A number of technological advances have improved the evaluation and management of pediatric cervical spine trauma.

  • Halo-vest immobilization: Many cervical spine injuries in children can be managed by immobilization without recourse to open surgery. Cervical collars can be difficult to fit in infants and young children, and compliance is poor. Halo-vests afford more rigid immobilization and are available in several pediatric sizes.
  • Advances in imaging: 3-D CT provides high-definition imaging of vertebral injuries. These can be incorporated into neuronavigational platforms to aid placement of instrumentation.
  • Intraoperative CT scanning: Portable CT scanning units for intraoperative use now facilitate real-time multiplanar imaging to optimize anatomical visualization and instrumentation placement.

Surgical Technique

Many of the technological advances in spine surgery that were developed in the field of adult spine surgery are being adapted and applied to children.

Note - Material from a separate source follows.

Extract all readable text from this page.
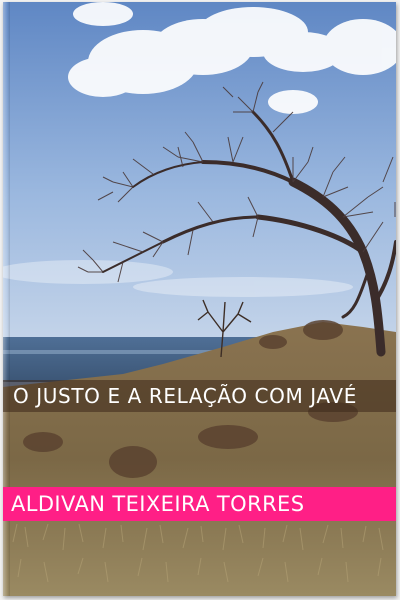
O JUSTO E A RELAÇÃO COM JAVÉ
ALDIVAN TEIXEIRA TORRES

  • Sublaminar cables: Sublaminar wires are still occasionally required to secure bone graft or rods to the posterior spinal elements.Flexible cables that are easier and safer to place have replaced stiff wires.
  • Spinal instrumentation: Occipital plates and posterior screw fixation are increasingly used in pediatric cervical spine surgery for trauma and deformity (21). Although there are obvious anatomical constraints in terms of size, these techniques have been shown to be safe and more effective in achieving fusion than traditional methods (22).
  • Intraoperative neurophysiological monitoring: Spinal cord monitoring is now an established adjunct to spine surgery in children.